Contactamos con Ana a través de una web que ofrece servicios para organizar bodas. El tema del reportaje fotográfico fue casi el último al que prestamos atención, así que nos esperaba una carrera contra el tiempo. Ana nos citó en su estudio, nos pasó muestras de su trabajo, y explicó muy claro precios, suplementos y condiciones.

Pese a realizarse el reportaje pre-boda un día de lluvia (realmente, no quedaban fechas) y estar al principio un poco intimidados por la presencia del objetivo siguiéndonos, todo fue relajado y de buen rollo. Dispusimos del álbum enseguida, un diez por la celeridad.
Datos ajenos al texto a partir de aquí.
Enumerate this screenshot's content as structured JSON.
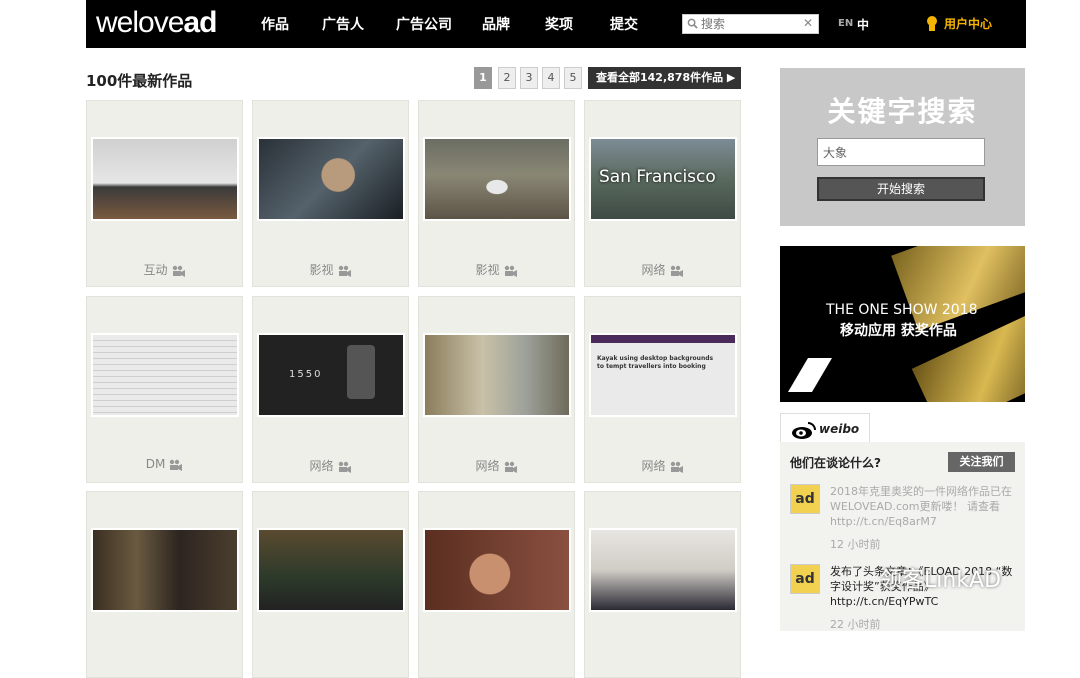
{
  "header": {
    "logo_light": "welove",
    "logo_bold": "ad",
    "nav": [
      "作品",
      "广告人",
      "广告公司",
      "品牌",
      "奖项",
      "提交"
    ],
    "search_placeholder": "搜索",
    "lang_en": "EN",
    "lang_zh": "中",
    "user_center": "用户中心"
  },
  "main": {
    "heading": "100件最新作品",
    "pages": [
      "1",
      "2",
      "3",
      "4",
      "5"
    ],
    "view_all": "查看全部142,878件作品 ▶",
    "cards": [
      {
        "category": "互动"
      },
      {
        "category": "影视"
      },
      {
        "category": "影视"
      },
      {
        "category": "网络",
        "thumb_text": "San Francisco"
      },
      {
        "category": "DM"
      },
      {
        "category": "网络",
        "thumb_text": "1550"
      },
      {
        "category": "网络"
      },
      {
        "category": "网络",
        "thumb_text": "Kayak using desktop backgrounds to tempt travellers into booking"
      },
      {
        "category": ""
      },
      {
        "category": ""
      },
      {
        "category": ""
      },
      {
        "category": ""
      }
    ]
  },
  "sidebar": {
    "keyword_title": "关键字搜索",
    "keyword_value": "大象",
    "search_button": "开始搜索",
    "banner_line1": "THE ONE SHOW 2018",
    "banner_line2": "移动应用 获奖作品",
    "weibo_tab": "weibo",
    "weibo_question": "他们在谈论什么?",
    "follow": "关注我们",
    "posts": [
      {
        "avatar": "ad",
        "text": "2018年克里奥奖的一件网络作品已在WELOVEAD.com更新喽！ 请查看http://t.cn/Eq8arM7",
        "time": "12 小时前"
      },
      {
        "avatar": "ad",
        "text": "发布了头条文章：《ELOAD 2018 “数字设计奖”获奖作品》 http://t.cn/EqYPwTC",
        "time": "22 小时前"
      }
    ]
  },
  "watermark": "领客LinkAD"
}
¿Qué decir del día de la boda? Quisimos seguir la tradición de no dejarnos ver el uno al otro hasta el momento de la ceremonia, así que Ana estuvo con la novia, y un compañero con el novio. Tal como ella dijo, su cámara fue presente, pero discreta. En unos días ya teníamos en casa el pen con las fotos…espectaculares. Nos encantó como quedaron en ellas los 6 niños que hubo en la boda. ¡Quiero que me diga su truco para que se quedaran quietos unos minutos y la obedecieran! 🙂

En resumen, nos quedamos muy contentos, y recomendamos a Ana.